Zypper is actually more powerful than YaST since it allows you to set locks on a per-repository basis. Given your situation, zypper is probably the better route as it allows a more fine grained application of locks. For demonstration purposes, here is my current repo list. [You can see yours using ‘zypper lr’]

#  | Alias                                       | Name                 | Enabled | Refresh
1  | External:VideoLan                           | External:VideoLan    | Yes     | Yes
2  | Factory:Contrib                             | Factory:Contrib      | Yes     | Yes
3  | Factory:Debug                               | Factory:Debug        | Yes     | Yes
4  | Factory:Non-OSS                             | Factory:Non-OSS      | Yes     | Yes
5  | Factory:OSS                                 | Factory:OSS          | Yes     | Yes
6  | home:prusnak:factory                        | home:prusnak:factory | Yes     | Yes
7  | openSUSE 11.2-0                             | oS11.2:DVD           | Yes     | No
8  | openSUSE_BuildService_-_Drivers_for_webcams | Hardware:Webcam      | Yes     | Yes
9  | repo-debug                                  | oS11.2:Debug         | Yes     | Yes
10 | repo-non-oss                                | oS11.2:Non-OSS       | Yes     | Yes
11 | repo-oss                                    | oS11.2:OSS           | Yes     | Yes
12 | repo-source                                 | oS11.2:Source        | No      | Yes
13 | repo-update                                 | oS11.2:Update        | Yes     | Yes

Repos #5, 7, and 11 all have the package “kernel-desktop”. You could lock the package in repos 5 & 7 to make sure that only updates in repo 11 will be delivered.
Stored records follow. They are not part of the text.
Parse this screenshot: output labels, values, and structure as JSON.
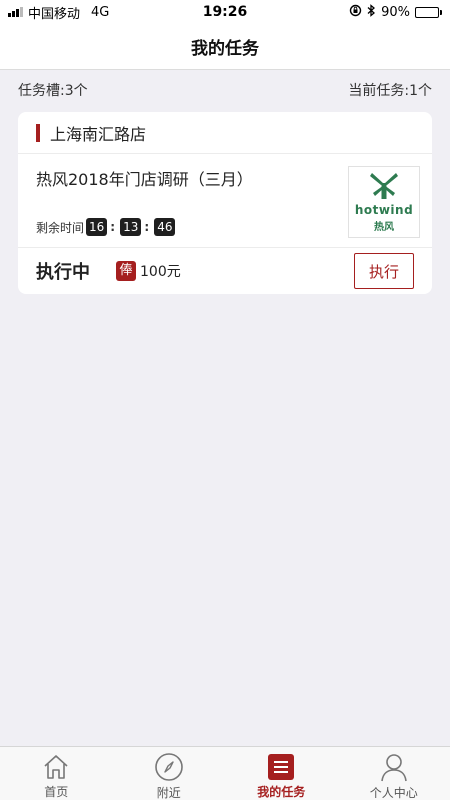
{
  "status_bar": {
    "carrier": "中国移动",
    "network": "4G",
    "time": "19:26",
    "battery": "90%",
    "battery_level": 0.9
  },
  "nav": {
    "title": "我的任务"
  },
  "summary": {
    "slots": "任务槽:3个",
    "current": "当前任务:1个"
  },
  "task": {
    "store": "上海南汇路店",
    "title": "热风2018年门店调研（三月）",
    "remaining_label": "剩余时间",
    "countdown": {
      "hours": "16",
      "minutes": "13",
      "seconds": "46",
      "sep": ":"
    },
    "logo": {
      "brand": "hotwind",
      "brand_cn": "热风"
    },
    "status": "执行中",
    "reward_badge": "俸",
    "reward": "100元",
    "action_label": "执行"
  },
  "tabs": [
    {
      "label": "首页",
      "icon": "home-icon",
      "active": false
    },
    {
      "label": "附近",
      "icon": "compass-icon",
      "active": false
    },
    {
      "label": "我的任务",
      "icon": "list-icon",
      "active": true
    },
    {
      "label": "个人中心",
      "icon": "person-icon",
      "active": false
    }
  ],
  "colors": {
    "accent": "#a51f1f",
    "brand_green": "#2e7b50",
    "background": "#f0eff4"
  }
}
zypper al -r 5 kernel-desktop
zypper al -r 7 kernel-desktop


zypper al -r 5 -r 7 kernel-desktop

Note a few things:
First, if you plan to lock a package in multiple repos you must use the “-r” option for each repo. If you typed in “zypper al -r 5 7 kernel-desktop” you’d get a lock on a package named “7”(!) and the “kernel-desktop” part would be ignored.
Second, zypper assumes you know what you’re doing. It won’t spit back an error or warning that no package named “7” is available.
Third, you can use wildcards. So typing “kernel*” instead will lock every package that starts with ‘kernel’.
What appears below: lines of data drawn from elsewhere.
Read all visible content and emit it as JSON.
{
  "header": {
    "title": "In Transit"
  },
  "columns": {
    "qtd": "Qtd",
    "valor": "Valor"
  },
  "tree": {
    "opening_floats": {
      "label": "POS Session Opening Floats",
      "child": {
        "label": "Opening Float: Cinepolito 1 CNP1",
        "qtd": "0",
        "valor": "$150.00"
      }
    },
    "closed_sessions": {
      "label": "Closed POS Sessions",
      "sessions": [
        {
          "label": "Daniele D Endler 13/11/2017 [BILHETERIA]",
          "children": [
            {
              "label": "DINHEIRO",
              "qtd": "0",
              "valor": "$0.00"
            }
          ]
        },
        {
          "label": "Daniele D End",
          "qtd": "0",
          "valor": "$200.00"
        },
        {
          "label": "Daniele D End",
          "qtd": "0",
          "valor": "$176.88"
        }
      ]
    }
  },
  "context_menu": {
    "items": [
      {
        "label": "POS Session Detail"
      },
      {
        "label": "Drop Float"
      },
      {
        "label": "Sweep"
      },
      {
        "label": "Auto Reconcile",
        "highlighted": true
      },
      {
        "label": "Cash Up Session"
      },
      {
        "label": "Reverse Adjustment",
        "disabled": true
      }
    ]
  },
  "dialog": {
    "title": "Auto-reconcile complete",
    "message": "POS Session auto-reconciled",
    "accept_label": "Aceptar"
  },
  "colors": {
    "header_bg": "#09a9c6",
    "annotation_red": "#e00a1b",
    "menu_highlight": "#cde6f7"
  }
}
If you want to check for locks on unknown packages…

zypper cleanlocks


zypper cl

If you want to remove a package lock

zypper removelock [package name]


zypper rl [package name]

…In YaST you can right-click a locked package and select “keep”. This will remove the lock.

There’s more you can do with zypper & package locks, but this post is so long its about to turn into a webinar. If you’re comfortable with man pages then check out the zypper’s documentation for more information. If not, just ask for additional help.

As a final note…I wouldn’t mix the repos for Factory and a stable release.

“Factory” is SUSE-speak for “in constant development, comes with no guarantees…but please file bug reports”. There is the Factory distribution which is the most up-to-date build of openSUSE available, and then there are backports of Factory software compiled against the build chains of older stable openSUSE releases. Neither the Factory distribution nor the backports from it come with any guarantees of stability, however if you are going to use a stable release as your base…then add the backport repos for your release version rather than adding the pure Factory repos.

If you want a more up-to-date kernel for openSUSE 11.1, you should use a repo like this one: Index of /repositories/Kernel:/HEAD/openSUSE_11.1

…Rather than adding the Factory OSS repo and trying to manage all of the conflicts through package locks. Coming from Gentoo you likely have a good grip on my concern, but “an ounce of prevention is worth a pound of cure”.

Ok, you’ve been warned. Enjoy openSUSE!